New tears sprouted, but she looked up with a humble grin. "You're right."
"About what?"
"We can't really talk about the future until were done holding onto the past."
"Yes and no," he said, considering it. "There's a lot about our past I don't want to forget. But maybe we just need to heal a little more, from all these changes." He looked around the apartment and the clutter within it. It looked like two lives trying to force themselves together too fast only create a deformed monster. He gestured at it. "This is not what I wanted for us." He shook his head at her. "This is not what I had in mind."
Her eyes gave her away. She tried to look innocent, and her voice grew tiny to try to speak with even more innocence. She was fishing for something she was too timid to mention. "What did you have in mind?"
Luke saw right through her ploy and had to force himself not to think about the locket or else she would detect his thoughts. His eyes smiled wistfully at her. Not yet.
She opened her mouth with a laughing groan. "Oh, you haven't given me one of those looks in a long time either."
"Like I said, we've been busy. It's been a tough couple of weeks." He sucked at his lips and added. "But maybe, now that things are settling down, maybe we can get back on track." He looked out over the apartment, "And in the mean time, let's treat this as nothing more than a temporary post."
Kess looked over the room again too, and began to see it in a new light, to see Coruscant and the Senate work in a new light. "Yeah. Okay. I can handle that."
With this teamwork agreement, they shared subdued smiles.
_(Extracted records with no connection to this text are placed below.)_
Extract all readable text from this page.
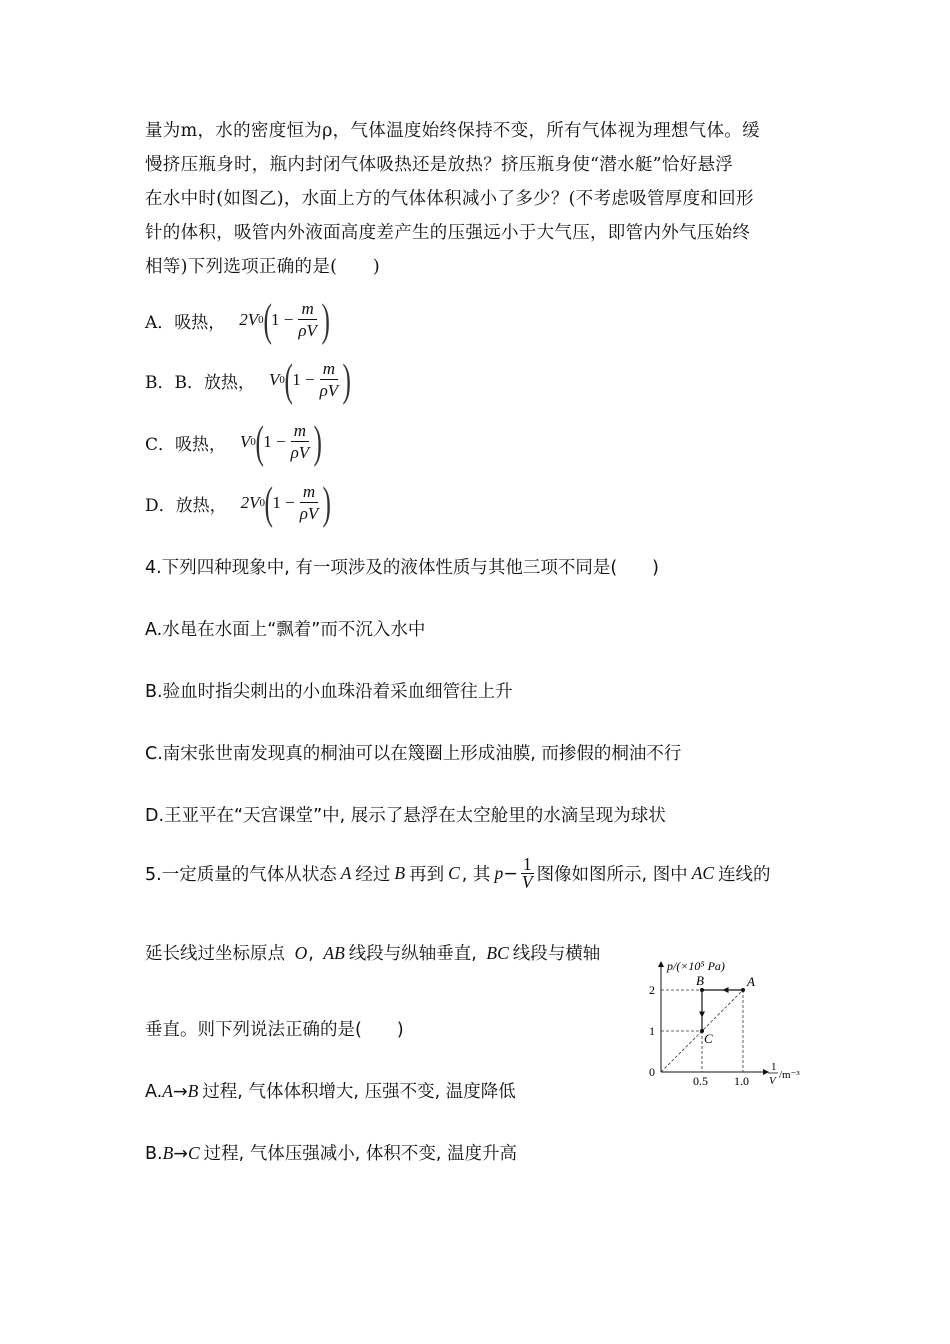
量为m，水的密度恒为ρ，气体温度始终保持不变，所有气体视为理想气体。缓
慢挤压瓶身时，瓶内封闭气体吸热还是放热？挤压瓶身使“潜水艇”恰好悬浮
在水中时(如图乙)，水面上方的气体体积减小了多少？(不考虑吸管厚度和回形
针的体积，吸管内外液面高度差产生的压强远小于大气压，即管内外气压始终
相等)下列选项正确的是(　　)
A．吸热， 2V 0 ( $1 - \frac{m}{\rho V}$ )
B．B．放热， V 0 ( $1 - \frac{m}{\rho V}$ )
C．吸热， V 0 ( $1 - \frac{m}{\rho V}$ )
D．放热， 2V 0 ( $1 - \frac{m}{\rho V}$ )
4.下列四种现象中, 有一项涉及的液体性质与其他三项不同是(　　)
A.水黾在水面上“飘着”而不沉入水中
B.验血时指尖刺出的小血珠沿着采血细管往上升
C.南宋张世南发现真的桐油可以在篾圈上形成油膜, 而掺假的桐油不行
D.王亚平在“天宫课堂”中, 展示了悬浮在太空舱里的水滴呈现为球状
5.一定质量的气体从状态 A 经过 B 再到 C , 其 $p - \frac{1}{V}$ 图像如图所示, 图中 AC 连线的
延长线过坐标原点 O, AB 线段与纵轴垂直, BC 线段与横轴
垂直。则下列说法正确的是(　　)
A.A→B 过程, 气体体积增大, 压强不变, 温度降低
B.B→C 过程, 气体压强减小, 体积不变, 温度升高
p/(×10⁵ Pa)
1
V /m⁻³
0
0.5 1.0
1
2
A
B
C
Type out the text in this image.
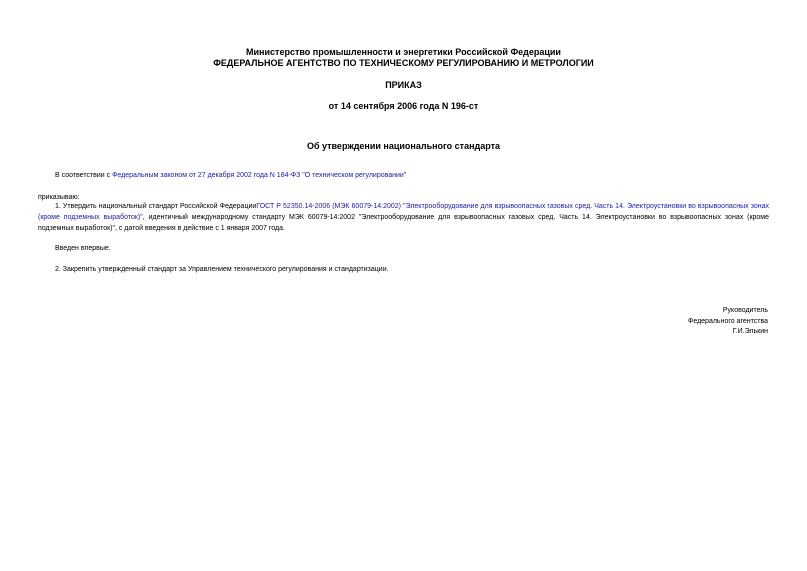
Министерство промышленности и энергетики Российской Федерации
ФЕДЕРАЛЬНОЕ АГЕНТСТВО ПО ТЕХНИЧЕСКОМУ РЕГУЛИРОВАНИЮ И МЕТРОЛОГИИ
ПРИКАЗ
от 14 сентября 2006 года N 196-ст
Об утверждении национального стандарта
В соответствии с Федеральным законом от 27 декабря 2002 года N 184-ФЗ "О техническом регулировании"
приказываю:
1. Утвердить национальный стандарт Российской ФедерацииГОСТ Р 52350.14-2006 (МЭК 60079-14:2002) "Электрооборудование для взрывоопасных газовых сред. Часть 14. Электроустановки во взрывоопасных зонах (кроме подземных выработок)", идентичный международному стандарту МЭК 60079-14:2002 "Электрооборудование для взрывоопасных газовых сред. Часть 14. Электроустановки во взрывоопасных зонах (кроме подземных выработок)", с датой введения в действие с 1 января 2007 года.
Введен впервые.
2. Закрепить утвержденный стандарт за Управлением технического регулирования и стандартизации.
Руководитель
Федерального агентства
Г.И.Элькин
Kess whispered it first. "I love you."
And Luke didn't hesitate to whisper it back. "I love you."
That was it, exactly; that was her secret weapon against the stress.
His hands firmed his grip on her hips and pulled her back in for another kiss, but this time, his fingers snaked under the trim of her tank top and sneaked to touch the skin of her stomach.
She wrapped her arms around his neck and pulled herself in to kiss him deeper. The move made it easy for him to wrap his arms hard around her waist. He practically picked her up from the floor as he continued to kiss her, as if using this tactic to mask the truth that he was already walking her backwards towards the bedroom.